When we examine the few examples where a rally of similar character occurred, returns over the following year are generally above average.

Typically, a rally of this form is associated with a recent and meaningful drawdown (such as in 2022), an improving economic landscape, and a dovish pivot in monetary policy. Presently, all three conditions are met.

Equities

Equities

 

U.S. vs. Int’l.

We are underweighted international primarily in Europe and emerging markets. We favor domestic over international in the intermediate- to long-term for a variety of reasons including peak globalization, a higher degree of innovation domestically, greater demographic challenges internationally, structural issues in Europe, and a more favorable climate for businesses domestically (e.g., regulation).

While we are not calling for international markets to outperform in the short-term, we retain the capacity to add to our international underweighting if that occurs.


 

Market Cap

Domestically, we are overweighted to both large and mid caps, while maintaining a modest underweighting in small caps. While substantial returns from the largest constituents of the S&P 500 since the beginning of 2023 are noteworthy, historical shorter-term outperformance of the largest stocks hasn't been predictive of future returns on its own.

At present, we favor the higher quality and profitability typically found in large caps over small caps. Our concurrent overweighting to mid caps positions us to benefit from any potential outperformance in the small and mid cap (SMID) sector, should it materialize.

Fixed-income

 

Duration

We expect the Fed to start cutting rates around mid-year but to proceed at a measured pace with Short Long two or three rate cuts this year. Proceeding slowly allows the Fed to assess the impact of rate cuts.

The key risks to this view are that inflation comes in higher than expectations and prompts the Fed to hold rates high longer or hike again, or that the economy decelerates quickly prompting rate cuts.

We are modestly long duration with roughly neutral positioning across the yield curve. We expect the 10-year/2-year curve to steepen in 2024, eventually ending the lengthy curve inversion that began in July of 2022.


 

Credit Quality1

Spreads are likely to remain range-bound at relatively rich levels absent an unexpected deterioration of the economy. Defaults are likely to edge higher in lower-quality high-yield and especially for leveraged loans, where credit quality has deteriorated more.
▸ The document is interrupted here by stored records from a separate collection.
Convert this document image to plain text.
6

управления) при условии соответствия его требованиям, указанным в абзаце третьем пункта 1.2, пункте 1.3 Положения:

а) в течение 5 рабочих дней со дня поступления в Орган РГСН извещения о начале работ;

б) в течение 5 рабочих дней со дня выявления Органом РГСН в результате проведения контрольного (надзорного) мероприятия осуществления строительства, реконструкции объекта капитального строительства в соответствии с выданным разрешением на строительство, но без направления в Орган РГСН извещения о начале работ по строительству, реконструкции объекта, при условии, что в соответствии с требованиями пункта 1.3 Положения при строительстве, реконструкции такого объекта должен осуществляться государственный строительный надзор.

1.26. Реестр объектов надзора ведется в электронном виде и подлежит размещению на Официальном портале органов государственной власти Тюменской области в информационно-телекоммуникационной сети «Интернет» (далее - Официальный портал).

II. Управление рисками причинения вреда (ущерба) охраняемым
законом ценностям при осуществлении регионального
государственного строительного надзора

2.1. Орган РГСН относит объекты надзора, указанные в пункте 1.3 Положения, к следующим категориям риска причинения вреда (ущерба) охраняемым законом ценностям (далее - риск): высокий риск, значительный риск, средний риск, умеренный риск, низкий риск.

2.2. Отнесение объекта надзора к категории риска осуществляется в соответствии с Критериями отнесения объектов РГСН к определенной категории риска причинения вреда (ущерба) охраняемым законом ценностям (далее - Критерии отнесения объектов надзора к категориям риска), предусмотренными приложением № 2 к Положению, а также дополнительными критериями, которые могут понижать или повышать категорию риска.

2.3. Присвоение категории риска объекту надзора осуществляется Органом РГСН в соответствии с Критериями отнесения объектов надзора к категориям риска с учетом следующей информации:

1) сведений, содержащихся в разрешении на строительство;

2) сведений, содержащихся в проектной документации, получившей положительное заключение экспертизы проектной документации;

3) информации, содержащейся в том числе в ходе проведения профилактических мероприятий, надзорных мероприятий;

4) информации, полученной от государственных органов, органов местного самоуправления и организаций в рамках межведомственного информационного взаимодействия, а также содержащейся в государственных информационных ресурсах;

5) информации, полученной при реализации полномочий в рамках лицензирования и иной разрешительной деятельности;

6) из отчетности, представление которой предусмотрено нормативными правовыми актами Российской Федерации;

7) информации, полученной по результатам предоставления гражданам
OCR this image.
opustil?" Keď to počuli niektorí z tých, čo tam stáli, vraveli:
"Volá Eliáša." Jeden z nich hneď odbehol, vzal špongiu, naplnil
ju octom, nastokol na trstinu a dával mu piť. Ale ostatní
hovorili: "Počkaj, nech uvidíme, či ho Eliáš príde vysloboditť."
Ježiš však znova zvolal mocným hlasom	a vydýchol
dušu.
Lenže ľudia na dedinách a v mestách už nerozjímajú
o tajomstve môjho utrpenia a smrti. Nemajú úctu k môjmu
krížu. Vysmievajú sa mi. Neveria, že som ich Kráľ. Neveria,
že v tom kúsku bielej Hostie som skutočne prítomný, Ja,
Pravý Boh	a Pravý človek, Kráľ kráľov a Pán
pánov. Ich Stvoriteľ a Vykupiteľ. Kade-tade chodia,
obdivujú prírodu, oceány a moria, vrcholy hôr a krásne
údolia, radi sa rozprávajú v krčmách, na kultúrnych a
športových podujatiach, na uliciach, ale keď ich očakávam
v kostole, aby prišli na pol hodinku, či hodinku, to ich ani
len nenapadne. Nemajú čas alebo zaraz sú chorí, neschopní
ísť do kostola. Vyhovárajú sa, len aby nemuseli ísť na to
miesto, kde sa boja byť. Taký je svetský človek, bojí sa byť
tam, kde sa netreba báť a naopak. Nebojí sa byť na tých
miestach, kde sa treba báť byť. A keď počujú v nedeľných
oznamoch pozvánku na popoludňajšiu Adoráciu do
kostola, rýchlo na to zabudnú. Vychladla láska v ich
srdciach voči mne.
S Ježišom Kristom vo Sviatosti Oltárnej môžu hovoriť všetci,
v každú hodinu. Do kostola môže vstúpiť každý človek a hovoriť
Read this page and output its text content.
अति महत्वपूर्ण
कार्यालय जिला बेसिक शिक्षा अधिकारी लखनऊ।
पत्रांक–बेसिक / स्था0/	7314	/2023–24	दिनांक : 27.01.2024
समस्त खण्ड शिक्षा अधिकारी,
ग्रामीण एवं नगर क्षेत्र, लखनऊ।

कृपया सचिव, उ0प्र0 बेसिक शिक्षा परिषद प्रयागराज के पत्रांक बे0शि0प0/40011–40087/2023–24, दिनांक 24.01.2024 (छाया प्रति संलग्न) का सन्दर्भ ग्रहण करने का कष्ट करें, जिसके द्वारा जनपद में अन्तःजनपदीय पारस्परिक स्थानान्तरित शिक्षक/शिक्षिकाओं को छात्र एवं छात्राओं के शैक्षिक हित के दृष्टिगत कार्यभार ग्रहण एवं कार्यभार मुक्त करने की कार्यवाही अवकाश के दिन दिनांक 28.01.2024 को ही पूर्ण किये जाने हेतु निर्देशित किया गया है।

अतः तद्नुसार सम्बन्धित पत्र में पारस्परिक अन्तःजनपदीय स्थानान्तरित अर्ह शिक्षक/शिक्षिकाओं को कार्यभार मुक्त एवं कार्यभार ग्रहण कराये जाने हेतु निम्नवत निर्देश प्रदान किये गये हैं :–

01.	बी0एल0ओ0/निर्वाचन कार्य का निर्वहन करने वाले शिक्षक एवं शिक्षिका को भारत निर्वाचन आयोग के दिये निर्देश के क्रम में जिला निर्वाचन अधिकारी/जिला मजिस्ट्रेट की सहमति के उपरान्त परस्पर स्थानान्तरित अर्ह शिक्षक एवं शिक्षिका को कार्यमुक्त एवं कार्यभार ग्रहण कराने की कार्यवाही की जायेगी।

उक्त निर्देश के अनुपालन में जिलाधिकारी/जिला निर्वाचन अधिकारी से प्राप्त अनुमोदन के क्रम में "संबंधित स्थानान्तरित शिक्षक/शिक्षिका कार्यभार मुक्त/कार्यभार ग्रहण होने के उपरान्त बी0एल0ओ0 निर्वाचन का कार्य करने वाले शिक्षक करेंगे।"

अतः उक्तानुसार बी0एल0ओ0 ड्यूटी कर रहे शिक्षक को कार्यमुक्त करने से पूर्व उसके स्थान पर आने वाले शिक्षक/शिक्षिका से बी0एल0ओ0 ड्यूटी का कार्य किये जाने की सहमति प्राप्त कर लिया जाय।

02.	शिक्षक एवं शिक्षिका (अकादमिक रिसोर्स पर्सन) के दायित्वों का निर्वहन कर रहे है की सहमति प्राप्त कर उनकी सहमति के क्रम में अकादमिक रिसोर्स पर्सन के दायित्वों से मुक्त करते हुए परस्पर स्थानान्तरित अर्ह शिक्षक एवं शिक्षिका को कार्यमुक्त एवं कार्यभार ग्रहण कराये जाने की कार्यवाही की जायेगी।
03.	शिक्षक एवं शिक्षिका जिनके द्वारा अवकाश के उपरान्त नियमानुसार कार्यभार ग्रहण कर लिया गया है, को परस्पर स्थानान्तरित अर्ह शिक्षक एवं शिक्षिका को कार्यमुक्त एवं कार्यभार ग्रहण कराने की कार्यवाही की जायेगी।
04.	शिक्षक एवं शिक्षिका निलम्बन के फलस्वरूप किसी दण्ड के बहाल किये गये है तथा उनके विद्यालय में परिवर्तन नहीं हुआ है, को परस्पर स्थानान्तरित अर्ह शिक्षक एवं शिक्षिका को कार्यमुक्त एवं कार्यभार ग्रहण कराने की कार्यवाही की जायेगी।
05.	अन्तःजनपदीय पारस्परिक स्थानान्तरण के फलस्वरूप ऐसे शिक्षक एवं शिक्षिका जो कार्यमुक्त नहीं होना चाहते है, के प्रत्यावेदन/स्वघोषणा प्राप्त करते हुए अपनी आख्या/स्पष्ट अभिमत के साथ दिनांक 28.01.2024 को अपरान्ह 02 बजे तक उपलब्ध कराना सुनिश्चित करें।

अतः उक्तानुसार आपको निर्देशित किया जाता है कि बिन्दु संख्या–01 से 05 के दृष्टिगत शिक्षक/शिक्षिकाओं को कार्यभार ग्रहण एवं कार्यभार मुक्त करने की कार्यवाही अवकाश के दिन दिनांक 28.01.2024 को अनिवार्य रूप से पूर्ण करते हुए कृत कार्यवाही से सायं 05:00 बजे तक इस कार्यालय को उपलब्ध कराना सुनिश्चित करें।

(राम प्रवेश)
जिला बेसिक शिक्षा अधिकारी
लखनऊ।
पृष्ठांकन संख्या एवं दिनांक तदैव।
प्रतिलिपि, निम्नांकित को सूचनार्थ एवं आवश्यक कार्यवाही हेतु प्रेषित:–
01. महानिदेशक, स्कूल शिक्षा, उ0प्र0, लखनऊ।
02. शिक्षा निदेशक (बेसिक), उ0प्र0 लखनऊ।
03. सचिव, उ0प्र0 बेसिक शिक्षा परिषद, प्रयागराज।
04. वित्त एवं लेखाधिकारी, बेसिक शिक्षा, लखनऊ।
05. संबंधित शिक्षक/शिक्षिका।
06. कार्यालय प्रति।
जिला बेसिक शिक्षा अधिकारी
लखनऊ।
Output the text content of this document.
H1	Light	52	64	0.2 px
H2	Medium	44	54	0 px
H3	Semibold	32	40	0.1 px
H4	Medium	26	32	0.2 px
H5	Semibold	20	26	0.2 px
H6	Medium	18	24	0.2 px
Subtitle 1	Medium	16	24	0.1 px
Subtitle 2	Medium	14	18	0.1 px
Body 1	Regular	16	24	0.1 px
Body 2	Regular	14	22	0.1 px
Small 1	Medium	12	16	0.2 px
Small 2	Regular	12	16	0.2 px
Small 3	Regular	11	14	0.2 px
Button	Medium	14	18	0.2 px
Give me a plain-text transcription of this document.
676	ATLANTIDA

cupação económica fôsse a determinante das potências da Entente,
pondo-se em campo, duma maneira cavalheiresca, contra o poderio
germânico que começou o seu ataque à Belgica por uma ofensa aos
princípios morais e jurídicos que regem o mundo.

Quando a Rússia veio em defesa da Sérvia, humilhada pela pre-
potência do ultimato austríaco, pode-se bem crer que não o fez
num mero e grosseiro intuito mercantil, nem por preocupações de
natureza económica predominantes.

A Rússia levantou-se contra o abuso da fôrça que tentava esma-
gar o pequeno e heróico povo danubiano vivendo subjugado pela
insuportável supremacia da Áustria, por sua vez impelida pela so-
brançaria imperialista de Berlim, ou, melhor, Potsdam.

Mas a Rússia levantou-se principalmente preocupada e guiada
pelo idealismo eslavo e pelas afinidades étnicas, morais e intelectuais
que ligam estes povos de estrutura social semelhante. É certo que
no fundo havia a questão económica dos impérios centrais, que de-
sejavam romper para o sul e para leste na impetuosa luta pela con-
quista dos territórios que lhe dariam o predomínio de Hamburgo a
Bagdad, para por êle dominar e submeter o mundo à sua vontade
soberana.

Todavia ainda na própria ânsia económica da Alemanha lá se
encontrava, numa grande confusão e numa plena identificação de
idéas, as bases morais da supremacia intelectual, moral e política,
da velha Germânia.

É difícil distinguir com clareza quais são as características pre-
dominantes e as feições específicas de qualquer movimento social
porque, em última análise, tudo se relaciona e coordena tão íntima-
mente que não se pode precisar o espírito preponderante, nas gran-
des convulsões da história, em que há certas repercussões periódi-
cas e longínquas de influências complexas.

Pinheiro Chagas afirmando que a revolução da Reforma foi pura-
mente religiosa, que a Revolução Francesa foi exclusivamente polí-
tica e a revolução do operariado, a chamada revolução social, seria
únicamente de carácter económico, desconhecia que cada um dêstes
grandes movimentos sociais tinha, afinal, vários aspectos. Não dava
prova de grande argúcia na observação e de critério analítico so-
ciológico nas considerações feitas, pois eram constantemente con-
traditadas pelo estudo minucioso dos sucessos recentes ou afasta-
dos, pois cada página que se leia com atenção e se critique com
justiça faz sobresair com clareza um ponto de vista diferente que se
We are positioned roughly neutral credit risk versus our long-term strategy within broad fixed income portfolios. We favor high-quality fixed income such as investment-grade corporates versus lower-quality fixed income, such as high-yield and leveraged loans.


1 Credit Quality ratings are determined by credit rating agencies Moody’s Investor Services, Inc. or Standard & Poor’s Financial Services, LLC.

The Senior Investment Team is discussing the asset classes, sectors and portfolios they oversee at a macroeconomic level. The views expressed are as of the date given unless otherwise noted and may change as market or other conditions change, and may differ from views expressed by other Thrivent Asset Management, LLC associates. Actual investment decisions made by Thrivent Asset Management, LLC will not necessarily reflect the views expressed. This information should not be considered investment advice or recommendations of any particular security, strategy or product.

Past performance is not necessarily indicative of future results.

Investing involves risks, including the possible loss of principal.